Ce colloque annuel en philosophie pratique rassemblera des philosophes et des étudiant.es aux cycles supérieurs et chercheurs.es en sciences humaines de tous horizons intéressés.es par la philosophie pratique. Les contributions s’inscriront dans différentes disciplines, traditions et courants de pensée, et ce, bien que la présente édition accorde une attention particulière à la décolonisation des savoirs.

Au Canada et au Québec, comme dans le monde académique occidental en général, l’heure est à la représentativité des corps enseignants et des cohortes étudiantes eu égard à la pluralité ethnoculturelle. Il s’agit de corriger diverses formes de sous-représentation affectant les disciplines traditionnelles (et la philosophie plus que les autres), en introduisant des mesures d’inclusion, de discrimination positive ou encore des quotas.

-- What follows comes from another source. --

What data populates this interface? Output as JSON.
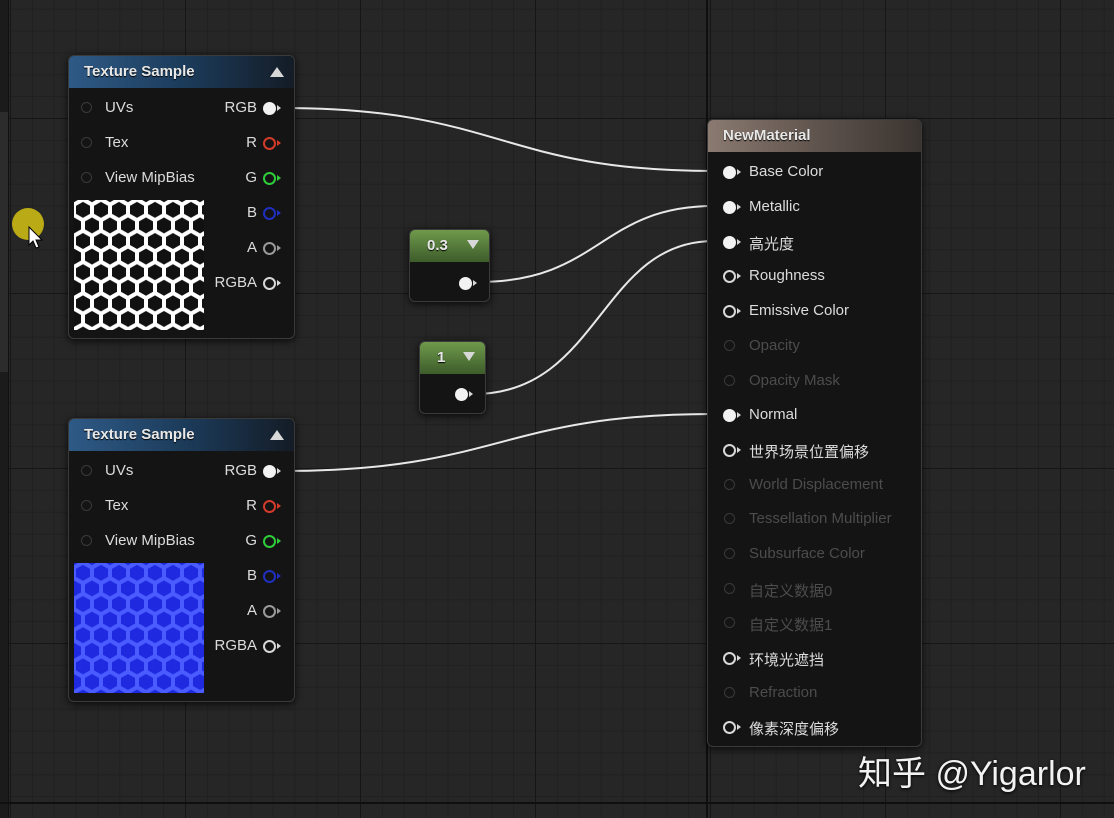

Dans cette perspective, que l’on peut appeler " libérale ", la cible de ces mesures concerne l’accès et le maintien aux études, l’équité dans l’accès à l’emploi et à la recherche, pour réparer diverses formes de discrimination systémique anciennes ou plus récentes. Ces mesures prennent rarement en compte les pratiques et les idéaux internes de la discipline (rationalité, objectivité, universalité, spécialisation, professionnalisation) : il s’agit d’ajouter de la diversité parmi les philosophes, pas dans la discipline ou de questionner ce que fait le ‘canon’ traditionnel (“ add-X-and-stir ” problem : Warren 2009).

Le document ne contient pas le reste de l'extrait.